Mais d'autres explications plus marginales sont avancées. Et notamment les explications complotistes. La théorie la plus populaire est celle d'une puce intégrée au vaccin qui permettrait au gouvernement de tracer la population.
«Normalement, à l’intérieur du mouvement antivax, la dimension complotiste est ultra minoritaire», rappelle Laurent-Henri Vignaud. «Mais là, la galaxie antivax a rencontré la galaxie complotiste. Il y a des gens qui se fichent du vaccin d’habitude, et qui s’y intéressent maintenant parce que ça entre dans leur logique globale de complot autour du Covid-19».
Selon Julien Giry, l’émergence de toutes ces théories est compréhensible. Elles permettent aux personnes qui y adhèrent de trouver du sens, dans une période qui est extrêmement difficile à vivre. «C’est une volonté de prendre le contrôle sur la situation», précise-t-il. «Actuellement, c’est la cacophonie. La théorie du complot fournit une explication simple, elle rassure, et donne l’illusion de comprendre.»
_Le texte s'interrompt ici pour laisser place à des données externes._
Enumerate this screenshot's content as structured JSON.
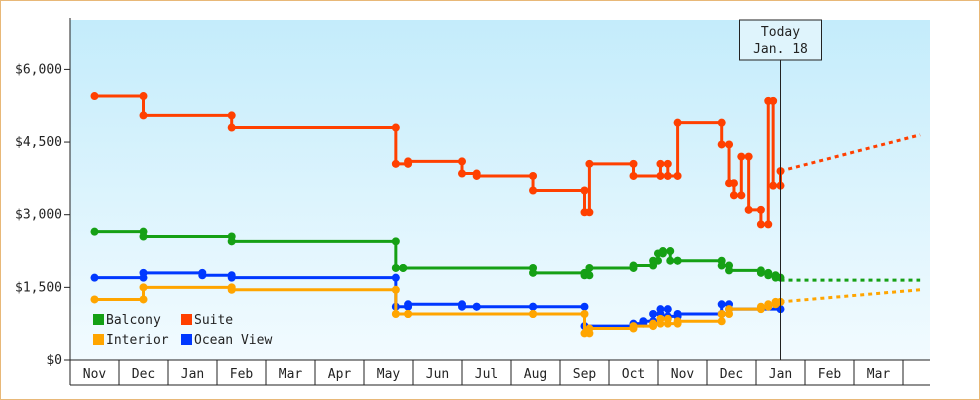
{
  "chart_data": {
    "type": "line",
    "y_ticks": [
      "$0",
      "$1,500",
      "$3,000",
      "$4,500",
      "$6,000"
    ],
    "y_tick_values": [
      0,
      1500,
      3000,
      4500,
      6000
    ],
    "ylim": [
      0,
      6000
    ],
    "x_months": [
      "Nov",
      "Dec",
      "Jan",
      "Feb",
      "Mar",
      "Apr",
      "May",
      "Jun",
      "Jul",
      "Aug",
      "Sep",
      "Oct",
      "Nov",
      "Dec",
      "Jan",
      "Feb",
      "Mar"
    ],
    "today_label_line1": "Today",
    "today_label_line2": "Jan. 18",
    "today_month_index": 14.0,
    "legend_placement": "bottom-left",
    "grid": false,
    "series": [
      {
        "name": "Suite",
        "color": "#ff4000",
        "points": [
          [
            0.0,
            5450
          ],
          [
            1.0,
            5450
          ],
          [
            1.0,
            5050
          ],
          [
            2.8,
            5050
          ],
          [
            2.8,
            4800
          ],
          [
            6.15,
            4800
          ],
          [
            6.15,
            4050
          ],
          [
            6.4,
            4050
          ],
          [
            6.4,
            4100
          ],
          [
            7.5,
            4100
          ],
          [
            7.5,
            3850
          ],
          [
            7.8,
            3850
          ],
          [
            7.8,
            3800
          ],
          [
            8.95,
            3800
          ],
          [
            8.95,
            3500
          ],
          [
            10.0,
            3500
          ],
          [
            10.0,
            3050
          ],
          [
            10.1,
            3050
          ],
          [
            10.1,
            4050
          ],
          [
            11.0,
            4050
          ],
          [
            11.0,
            3800
          ],
          [
            11.55,
            3800
          ],
          [
            11.55,
            4050
          ],
          [
            11.7,
            4050
          ],
          [
            11.7,
            3800
          ],
          [
            11.9,
            3800
          ],
          [
            11.9,
            4900
          ],
          [
            12.8,
            4900
          ],
          [
            12.8,
            4450
          ],
          [
            12.95,
            4450
          ],
          [
            12.95,
            3650
          ],
          [
            13.05,
            3650
          ],
          [
            13.05,
            3400
          ],
          [
            13.2,
            3400
          ],
          [
            13.2,
            4200
          ],
          [
            13.35,
            4200
          ],
          [
            13.35,
            3100
          ],
          [
            13.6,
            3100
          ],
          [
            13.6,
            2800
          ],
          [
            13.75,
            2800
          ],
          [
            13.75,
            5350
          ],
          [
            13.85,
            5350
          ],
          [
            13.85,
            3600
          ],
          [
            14.0,
            3600
          ],
          [
            14.0,
            3900
          ]
        ],
        "projection": [
          [
            14.0,
            3900
          ],
          [
            16.85,
            4650
          ]
        ]
      },
      {
        "name": "Balcony",
        "color": "#15a015",
        "points": [
          [
            0.0,
            2650
          ],
          [
            1.0,
            2650
          ],
          [
            1.0,
            2550
          ],
          [
            2.8,
            2550
          ],
          [
            2.8,
            2450
          ],
          [
            6.15,
            2450
          ],
          [
            6.15,
            1900
          ],
          [
            6.3,
            1900
          ],
          [
            6.3,
            1900
          ],
          [
            8.95,
            1900
          ],
          [
            8.95,
            1800
          ],
          [
            10.0,
            1800
          ],
          [
            10.0,
            1750
          ],
          [
            10.1,
            1750
          ],
          [
            10.1,
            1900
          ],
          [
            11.0,
            1900
          ],
          [
            11.0,
            1950
          ],
          [
            11.4,
            1950
          ],
          [
            11.4,
            2050
          ],
          [
            11.5,
            2050
          ],
          [
            11.5,
            2200
          ],
          [
            11.6,
            2200
          ],
          [
            11.6,
            2250
          ],
          [
            11.75,
            2250
          ],
          [
            11.75,
            2050
          ],
          [
            11.9,
            2050
          ],
          [
            11.9,
            2050
          ],
          [
            12.8,
            2050
          ],
          [
            12.8,
            1950
          ],
          [
            12.95,
            1950
          ],
          [
            12.95,
            1850
          ],
          [
            13.6,
            1850
          ],
          [
            13.6,
            1800
          ],
          [
            13.75,
            1800
          ],
          [
            13.75,
            1750
          ],
          [
            13.9,
            1750
          ],
          [
            13.9,
            1700
          ],
          [
            14.0,
            1700
          ]
        ],
        "projection": [
          [
            14.0,
            1650
          ],
          [
            16.85,
            1650
          ]
        ]
      },
      {
        "name": "Ocean View",
        "color": "#0038ff",
        "points": [
          [
            0.0,
            1700
          ],
          [
            1.0,
            1700
          ],
          [
            1.0,
            1800
          ],
          [
            2.2,
            1800
          ],
          [
            2.2,
            1750
          ],
          [
            2.8,
            1750
          ],
          [
            2.8,
            1700
          ],
          [
            6.15,
            1700
          ],
          [
            6.15,
            1100
          ],
          [
            6.4,
            1100
          ],
          [
            6.4,
            1150
          ],
          [
            7.5,
            1150
          ],
          [
            7.5,
            1100
          ],
          [
            7.8,
            1100
          ],
          [
            7.8,
            1100
          ],
          [
            8.95,
            1100
          ],
          [
            8.95,
            1100
          ],
          [
            10.0,
            1100
          ],
          [
            10.0,
            700
          ],
          [
            11.0,
            700
          ],
          [
            11.0,
            750
          ],
          [
            11.2,
            750
          ],
          [
            11.2,
            800
          ],
          [
            11.4,
            800
          ],
          [
            11.4,
            950
          ],
          [
            11.55,
            950
          ],
          [
            11.55,
            1050
          ],
          [
            11.7,
            1050
          ],
          [
            11.7,
            900
          ],
          [
            11.9,
            900
          ],
          [
            11.9,
            950
          ],
          [
            12.8,
            950
          ],
          [
            12.8,
            1150
          ],
          [
            12.95,
            1150
          ],
          [
            12.95,
            1050
          ],
          [
            14.0,
            1050
          ]
        ],
        "projection": []
      },
      {
        "name": "Interior",
        "color": "#ffa500",
        "points": [
          [
            0.0,
            1250
          ],
          [
            1.0,
            1250
          ],
          [
            1.0,
            1500
          ],
          [
            2.8,
            1500
          ],
          [
            2.8,
            1450
          ],
          [
            6.15,
            1450
          ],
          [
            6.15,
            950
          ],
          [
            6.4,
            950
          ],
          [
            6.4,
            950
          ],
          [
            8.95,
            950
          ],
          [
            8.95,
            950
          ],
          [
            10.0,
            950
          ],
          [
            10.0,
            550
          ],
          [
            10.1,
            550
          ],
          [
            10.1,
            650
          ],
          [
            11.0,
            650
          ],
          [
            11.0,
            700
          ],
          [
            11.4,
            700
          ],
          [
            11.4,
            750
          ],
          [
            11.55,
            750
          ],
          [
            11.55,
            850
          ],
          [
            11.7,
            850
          ],
          [
            11.7,
            750
          ],
          [
            11.9,
            750
          ],
          [
            11.9,
            800
          ],
          [
            12.8,
            800
          ],
          [
            12.8,
            950
          ],
          [
            12.95,
            950
          ],
          [
            12.95,
            1050
          ],
          [
            13.6,
            1050
          ],
          [
            13.6,
            1100
          ],
          [
            13.75,
            1100
          ],
          [
            13.75,
            1150
          ],
          [
            13.9,
            1150
          ],
          [
            13.9,
            1200
          ],
          [
            14.0,
            1200
          ]
        ],
        "projection": [
          [
            14.0,
            1200
          ],
          [
            16.85,
            1450
          ]
        ]
      }
    ],
    "legend": [
      {
        "name": "Balcony",
        "color": "#15a015"
      },
      {
        "name": "Suite",
        "color": "#ff4000"
      },
      {
        "name": "Interior",
        "color": "#ffa500"
      },
      {
        "name": "Ocean View",
        "color": "#0038ff"
      }
    ]
  }
}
Une illusion qui se transforme alors en piège. «Les complotistes se mettent à douter de tout, tout le temps», résume Julien Giry. «En fait, ils doutent de tout, sauf du complot.»
Les Français «Troublés et hésitants»
Attention cependant : les antivaccinistes complotistes sont rares. Encore plus rares que les antivaccinistes «classiques».
«Ma thèse», explique Laurent-Henri Vignaud, «c’est qu'une grande partie de la population est simplement troublée ou hésitante. Elle cherche des réponses.»
Il y aurait alors d'un côté des antivaccinistes convaincus, souhaitant populariser leur discours, et de l'autre, des Français méfiants parce qu'en manque d'informations.
Pour inciter cette population à se faire vacciner, il faudrait donc dissiper l'incertitude qui entoure le nouveau vaccin. «Par exemple, l’ANSM (Agence Nationale de la Sécurité du Médicament) devrait expliquer le protocole qu’elle compte mettre en place pour surveiller les effets secondaires», propose Mounia Hocine.
La vaccination constitue selon elle «un devoir citoyen». Mais les Français ne le rempliront que s'ils sont «rassurés». Et pour cela, Mounia Hocine est catégorique : «Il faut des informations concrètes.»